The item analysis. Here are the results from the Board of Cooperative Educational Services report to one school on the item analysis for questions related to scientific notation. The first number, cast as a decimal, reflects the percent of correct answers statewide in New York. So, only 26 percent of students in New York got the first item, Question #8, right. The following decimals reflect regional and local percentages for a specific district. Thus in this district, 37 percent got the right answer, and in this school, 36 percent got it right. The two remaining numbers thus reflect the difference between the state score for the district and school (.11 and .10, respectively).
Notice that, on average, only 36% of New York State 8th graders got these 5 questions right, pulling down their overall scores considerably.
Now ask yourself: given the poor results on all five questions – questions that involve isolated and annoying computations, hardly central to the import of the Standards – would you be willing to consider this as a valid measure of the Content and Process Standards in action? And would you be happy if your accountability scores went down as a teacher of eighth-grade grade math, based on these results? Neither would I.
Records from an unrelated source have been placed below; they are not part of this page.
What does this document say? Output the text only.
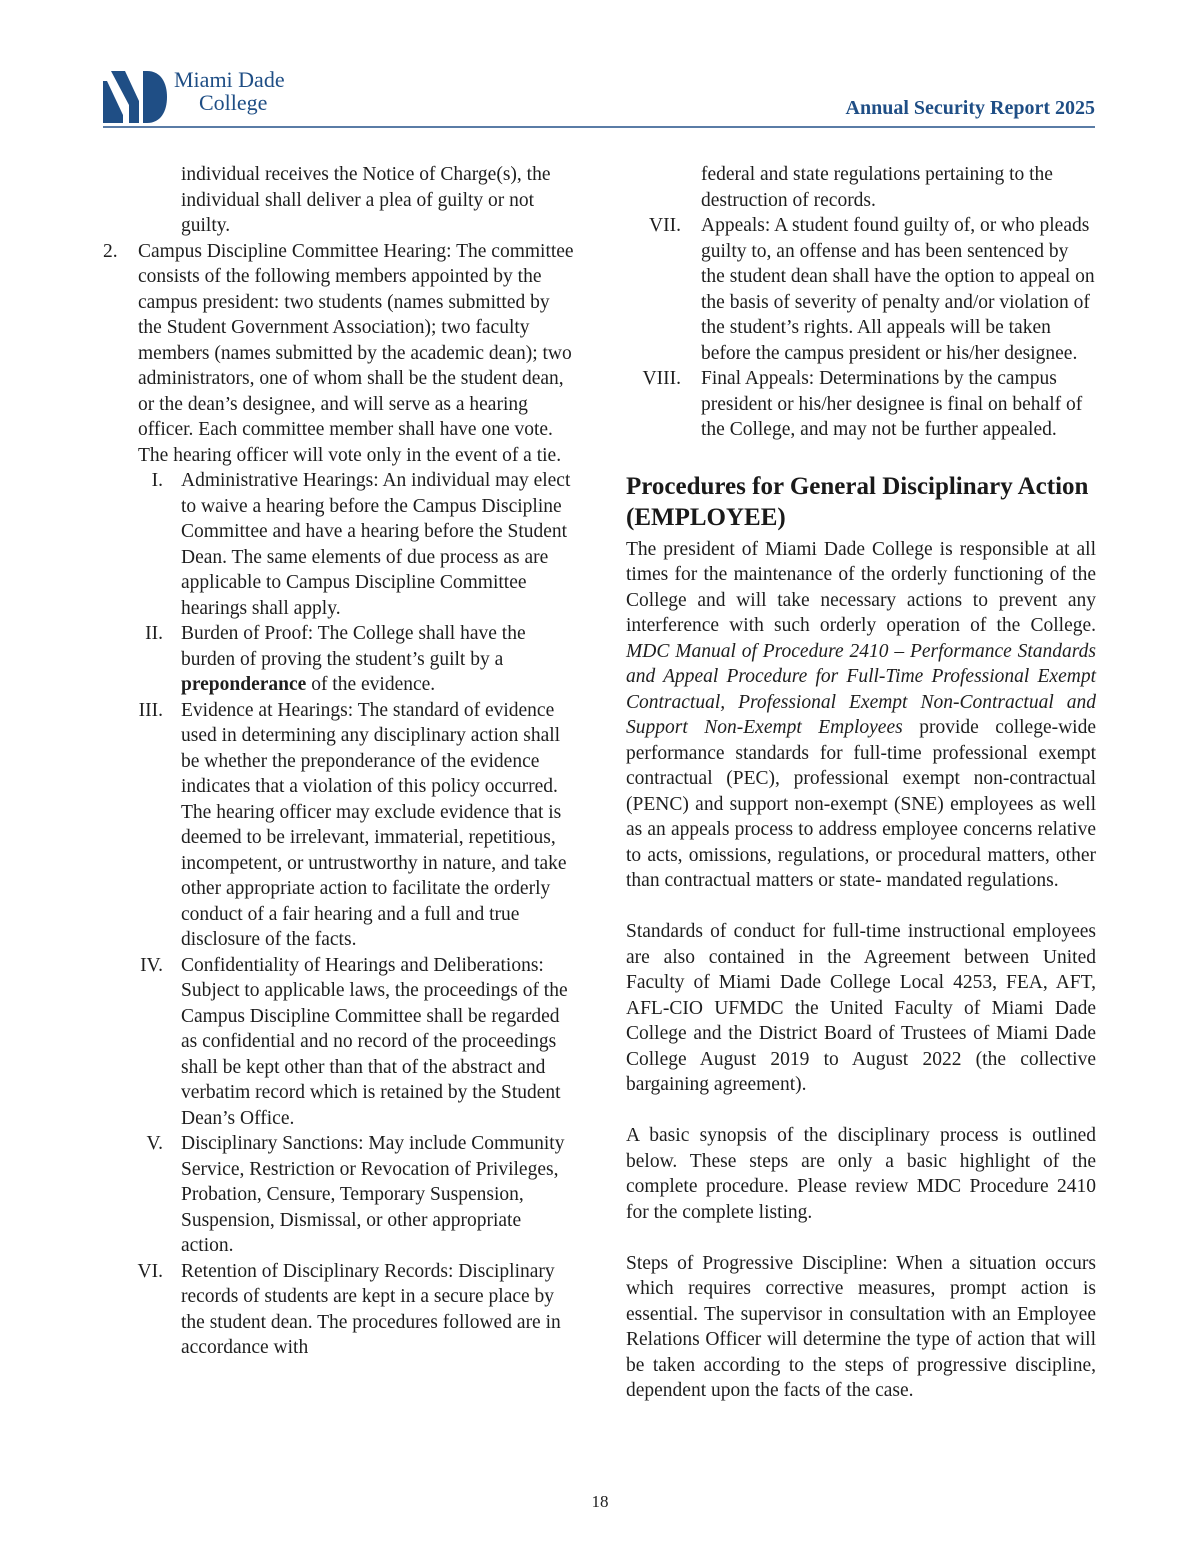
Miami Dade
College	Annual Security Report 2025

individual receives the Notice of Charge(s), the individual shall deliver a plea of guilty or not guilty.

2. Campus Discipline Committee Hearing: The committee consists of the following members appointed by the campus president: two students (names submitted by the Student Government Association); two faculty members (names submitted by the academic dean); two administrators, one of whom shall be the student dean, or the dean’s designee, and will serve as a hearing officer. Each committee member shall have one vote. The hearing officer will vote only in the event of a tie.
I. Administrative Hearings: An individual may elect to waive a hearing before the Campus Discipline Committee and have a hearing before the Student Dean. The same elements of due process as are applicable to Campus Discipline Committee hearings shall apply.
II. Burden of Proof: The College shall have the burden of proving the student’s guilt by a preponderance of the evidence.
III. Evidence at Hearings: The standard of evidence used in determining any disciplinary action shall be whether the preponderance of the evidence indicates that a violation of this policy occurred. The hearing officer may exclude evidence that is deemed to be irrelevant, immaterial, repetitious, incompetent, or untrustworthy in nature, and take other appropriate action to facilitate the orderly conduct of a fair hearing and a full and true disclosure of the facts.
IV. Confidentiality of Hearings and Deliberations: Subject to applicable laws, the proceedings of the Campus Discipline Committee shall be regarded as confidential and no record of the proceedings shall be kept other than that of the abstract and verbatim record which is retained by the Student Dean’s Office.
V. Disciplinary Sanctions: May include Community Service, Restriction or Revocation of Privileges, Probation, Censure, Temporary Suspension, Suspension, Dismissal, or other appropriate action.
VI. Retention of Disciplinary Records: Disciplinary records of students are kept in a secure place by the student dean. The procedures followed are in accordance with

federal and state regulations pertaining to the destruction of records.

VII. Appeals: A student found guilty of, or who pleads guilty to, an offense and has been sentenced by the student dean shall have the option to appeal on the basis of severity of penalty and/or violation of the student’s rights. All appeals will be taken before the campus president or his/her designee.
VIII. Final Appeals: Determinations by the campus president or his/her designee is final on behalf of the College, and may not be further appealed.
Procedures for General Disciplinary Action (EMPLOYEE)

The president of Miami Dade College is responsible at all times for the maintenance of the orderly functioning of the College and will take necessary actions to prevent any interference with such orderly operation of the College. MDC Manual of Procedure 2410 – Performance Standards and Appeal Procedure for Full-Time Professional Exempt Contractual, Professional Exempt Non-Contractual and Support Non-Exempt Employees provide college-wide performance standards for full-time professional exempt contractual (PEC), professional exempt non-contractual (PENC) and support non-exempt (SNE) employees as well as an appeals process to address employee concerns relative to acts, omissions, regulations, or procedural matters, other than contractual matters or state- mandated regulations.

Standards of conduct for full-time instructional employees are also contained in the Agreement between United Faculty of Miami Dade College Local 4253, FEA, AFT, AFL-CIO UFMDC the United Faculty of Miami Dade College and the District Board of Trustees of Miami Dade College August 2019 to August 2022 (the collective bargaining agreement).

A basic synopsis of the disciplinary process is outlined below. These steps are only a basic highlight of the complete procedure. Please review MDC Procedure 2410 for the complete listing.

Steps of Progressive Discipline: When a situation occurs which requires corrective measures, prompt action is essential. The supervisor in consultation with an Employee Relations Officer will determine the type of action that will be taken according to the steps of progressive discipline, dependent upon the facts of the case.

18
There are 28 standards in eighth-grade math. Scientific Notation consists of four of the standards. Surely from an intellectual point of view the many standards on linear relationships and the Pythagorean theorem are of greater importance than scientific notation. But the released items and the math suggest each standard was assessed 3-4 times in isolation prior to the few constructed response items. Why five items for this standard?
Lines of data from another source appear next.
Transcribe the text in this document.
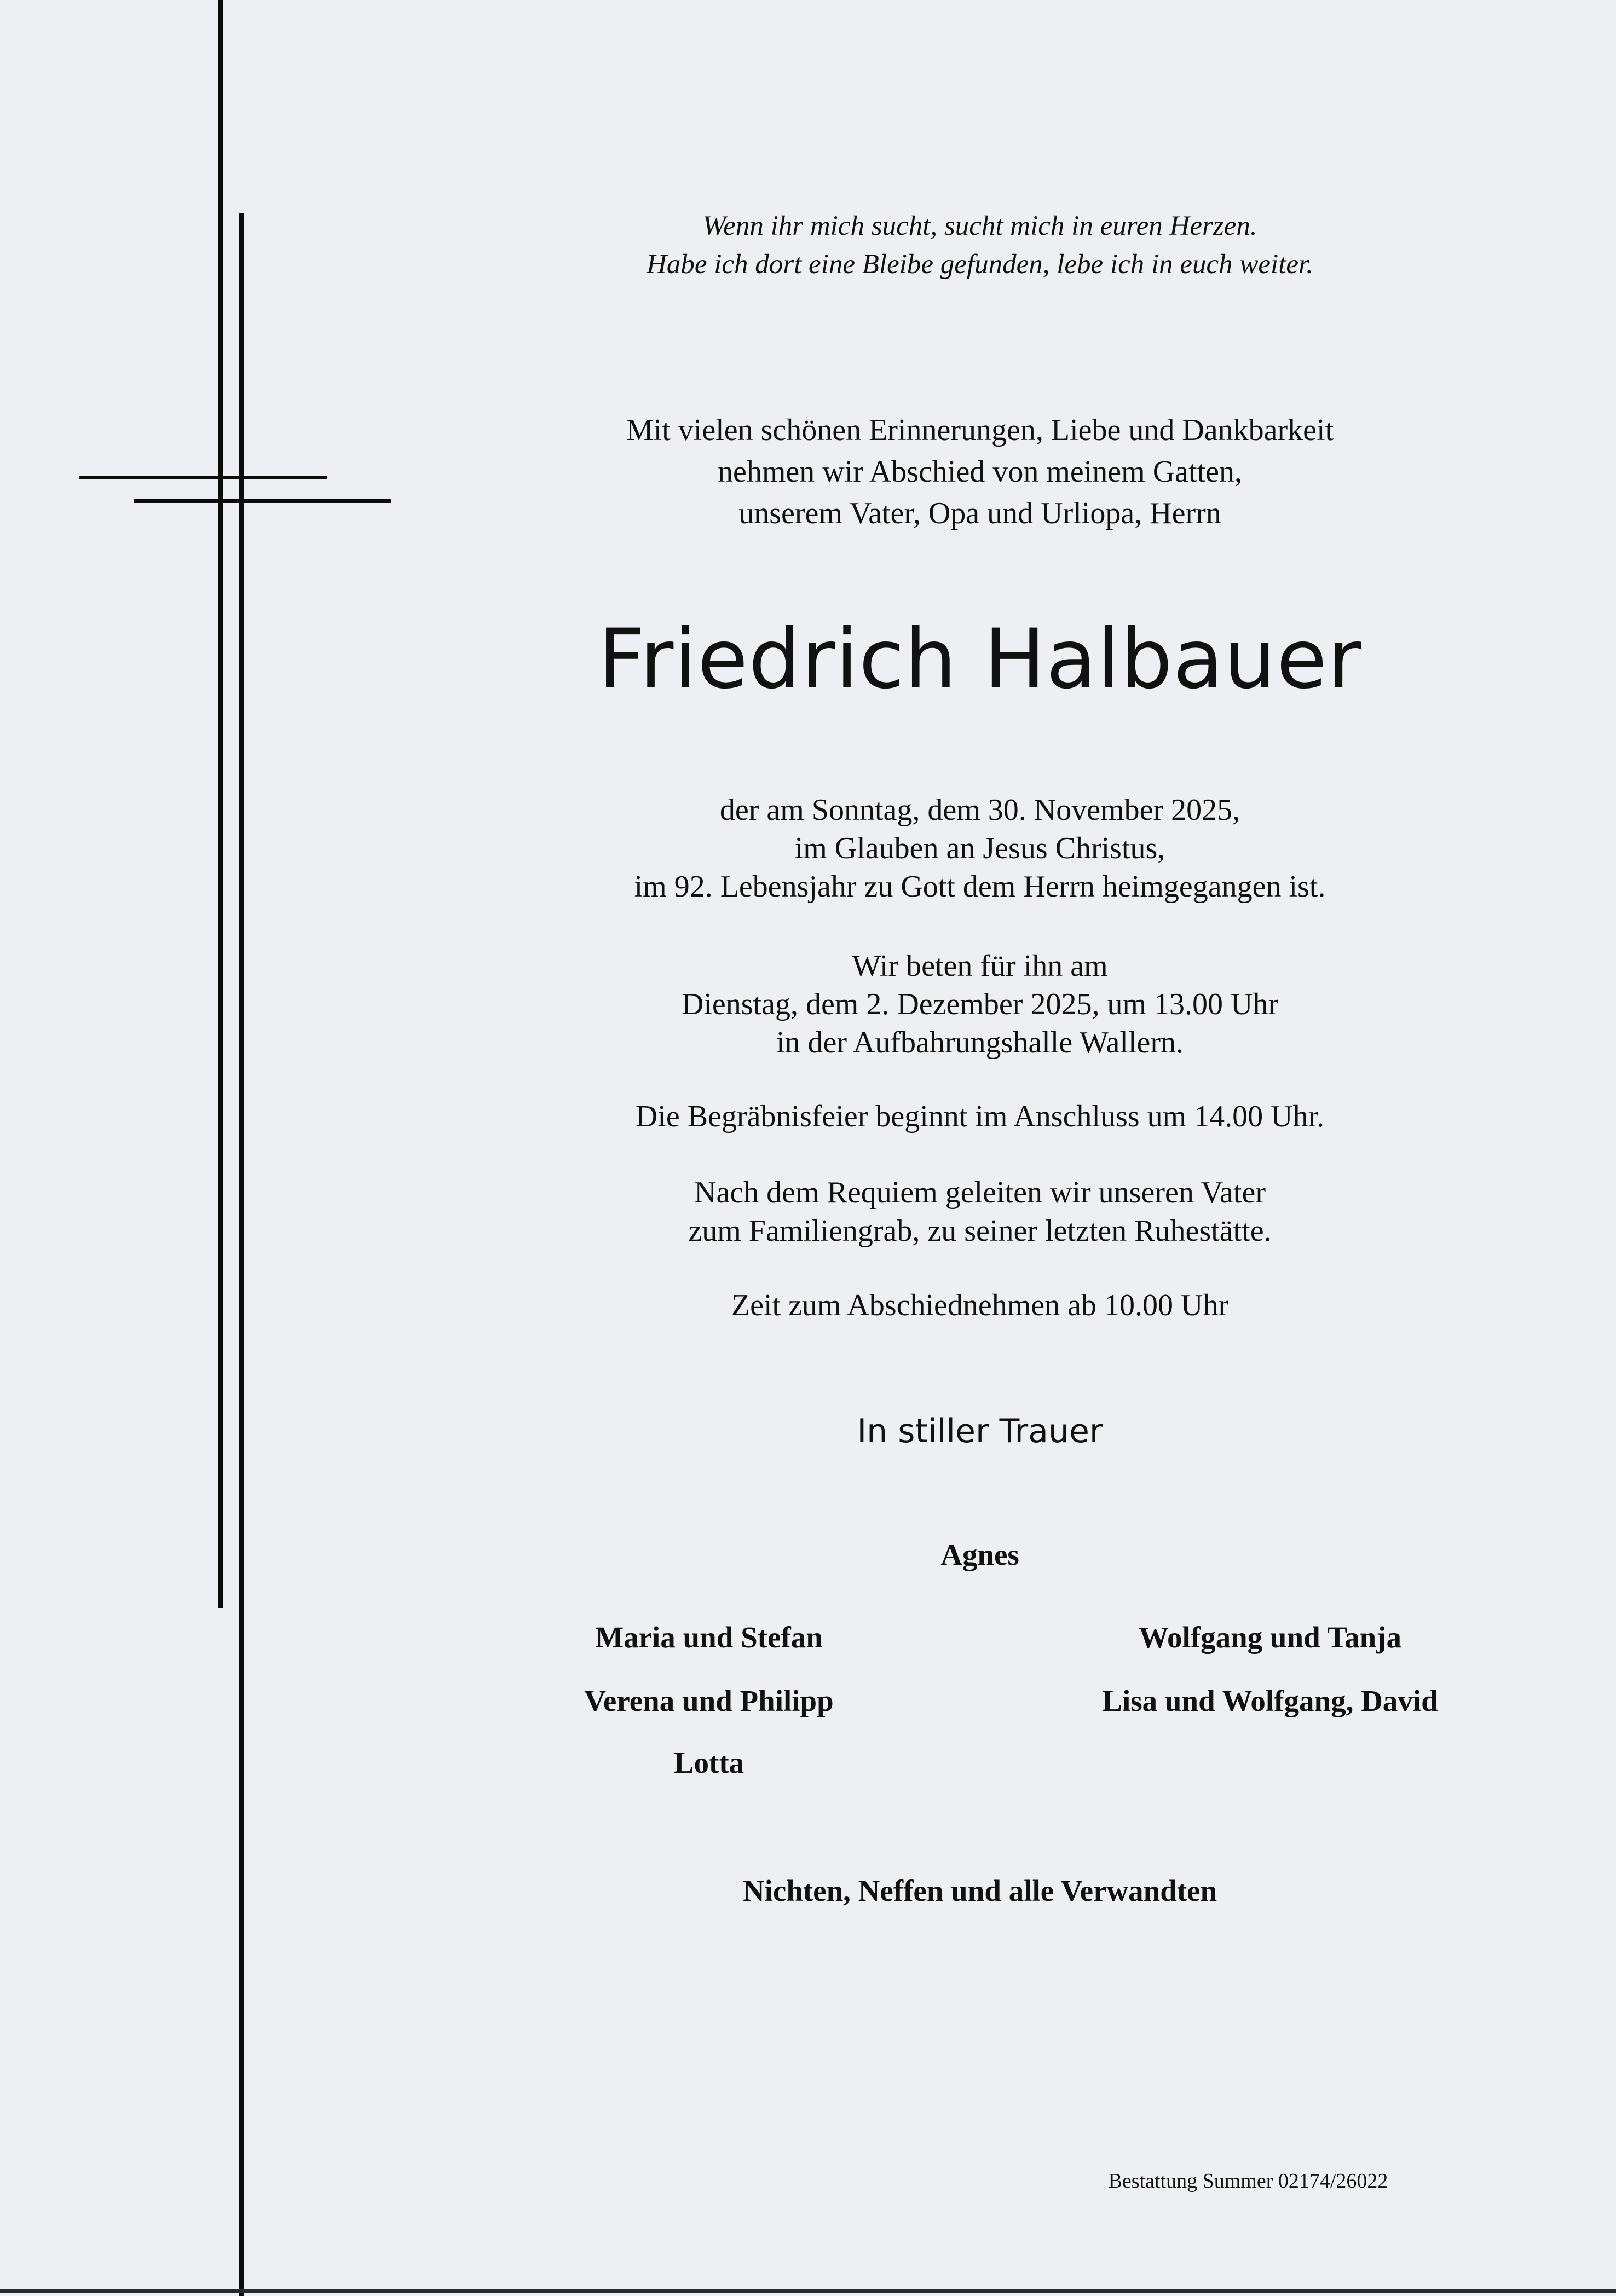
Wenn ihr mich sucht, sucht mich in euren Herzen.
Habe ich dort eine Bleibe gefunden, lebe ich in euch weiter.

Mit vielen schönen Erinnerungen, Liebe und Dankbarkeit
nehmen wir Abschied von meinem Gatten,
unserem Vater, Opa und Urliopa, Herrn

Friedrich Halbauer

der am Sonntag, dem 30. November 2025,
im Glauben an Jesus Christus,
im 92. Lebensjahr zu Gott dem Herrn heimgegangen ist.

Wir beten für ihn am
Dienstag, dem 2. Dezember 2025, um 13.00 Uhr
in der Aufbahrungshalle Wallern.

Die Begräbnisfeier beginnt im Anschluss um 14.00 Uhr.

Nach dem Requiem geleiten wir unseren Vater
zum Familiengrab, zu seiner letzten Ruhestätte.

Zeit zum Abschiednehmen ab 10.00 Uhr

In stiller Trauer

Agnes

Maria und Stefan

Verena und Philipp

Lotta

Wolfgang und Tanja

Lisa und Wolfgang, David

Nichten, Neffen und alle Verwandten

Bestattung Summer 02174/26022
It gets worse. In the introduction to the released tests, the following reassuring comments are made about how items will be analyzed and discussed:
Fair enough: you cannot read the student’s mind. At least you DO promise me helpful commentary on each item. But note the third sentence: The rationales describe why the wrong answer choices are plausible but incorrect and are based on common errors in computation. (Why only computation? Is this an editorial oversight?) Let’s look at an example for arguably the least valid questions of the five:
Oh. It is a valid test of understanding because you say it is valid. Your proof of validity comes from simply reciting the standard and saying this item assesses that.
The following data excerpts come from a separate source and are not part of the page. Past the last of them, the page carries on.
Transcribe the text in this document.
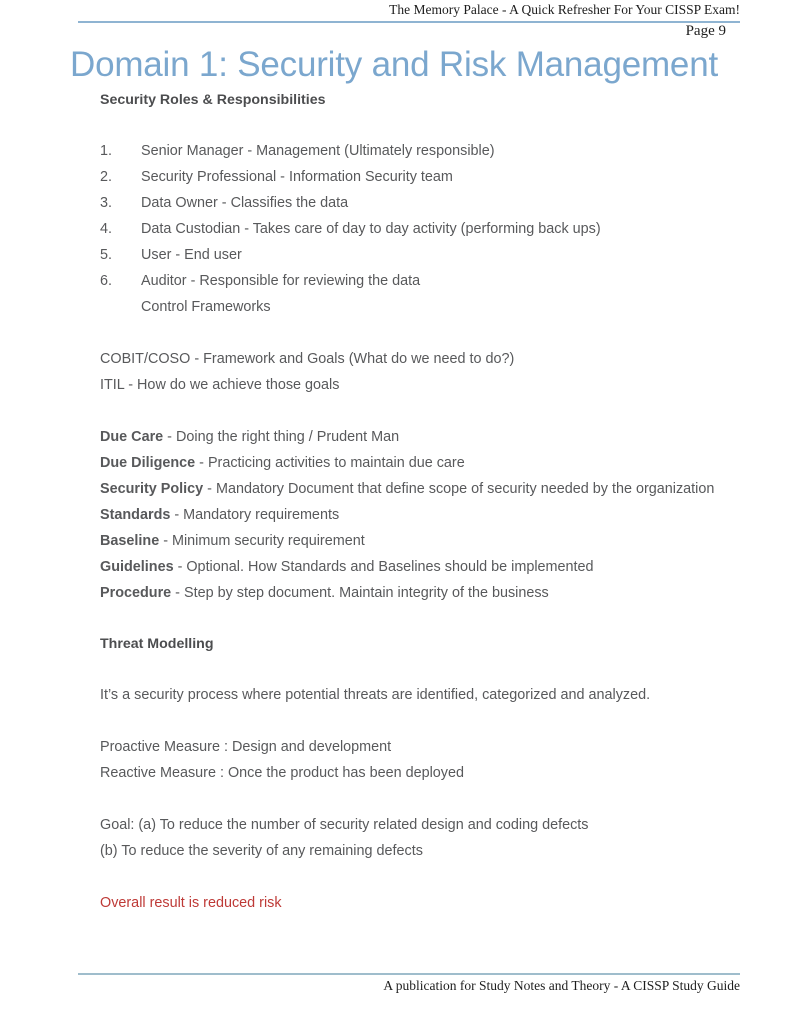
The Memory Palace - A Quick Refresher For Your CISSP Exam!
Page 9
Domain 1: Security and Risk Management
Security Roles & Responsibilities
1.	Senior Manager - Management (Ultimately responsible)
2.	Security Professional - Information Security team
3.	Data Owner - Classifies the data
4.	Data Custodian - Takes care of day to day activity (performing back ups)
5.	User - End user
6.	Auditor - Responsible for reviewing the data
Control Frameworks
COBIT/COSO - Framework and Goals (What do we need to do?)
ITIL - How do we achieve those goals
Due Care - Doing the right thing / Prudent Man
Due Diligence - Practicing activities to maintain due care
Security Policy - Mandatory Document that define scope of security needed by the organization
Standards - Mandatory requirements
Baseline - Minimum security requirement
Guidelines - Optional. How Standards and Baselines should be implemented
Procedure - Step by step document. Maintain integrity of the business
Threat Modelling
It’s a security process where potential threats are identified, categorized and analyzed.
Proactive Measure : Design and development
Reactive Measure : Once the product has been deployed
Goal: (a) To reduce the number of security related design and coding defects
(b) To reduce the severity of any remaining defects
Overall result is reduced risk
A publication for Study Notes and Theory - A CISSP Study Guide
Wait, it gets even worse. Here is the “rationale” for the scoring, with commentary:
Note the difference in the rationales provided for wrong answers B and C: “may have limited understanding” vs. “may have some understanding … but may have made an error when obtaining the final result.”
This raises a key question unanswered in the item analysis and in the test specs. Does computational error = lack of understanding? Should Answers B and C be scored equal? (I think not, given the intent of the standards). The student “may have some understanding” of the standard or may not. Were Answers B and C treated equally? We do not know; we can’t know given the test security.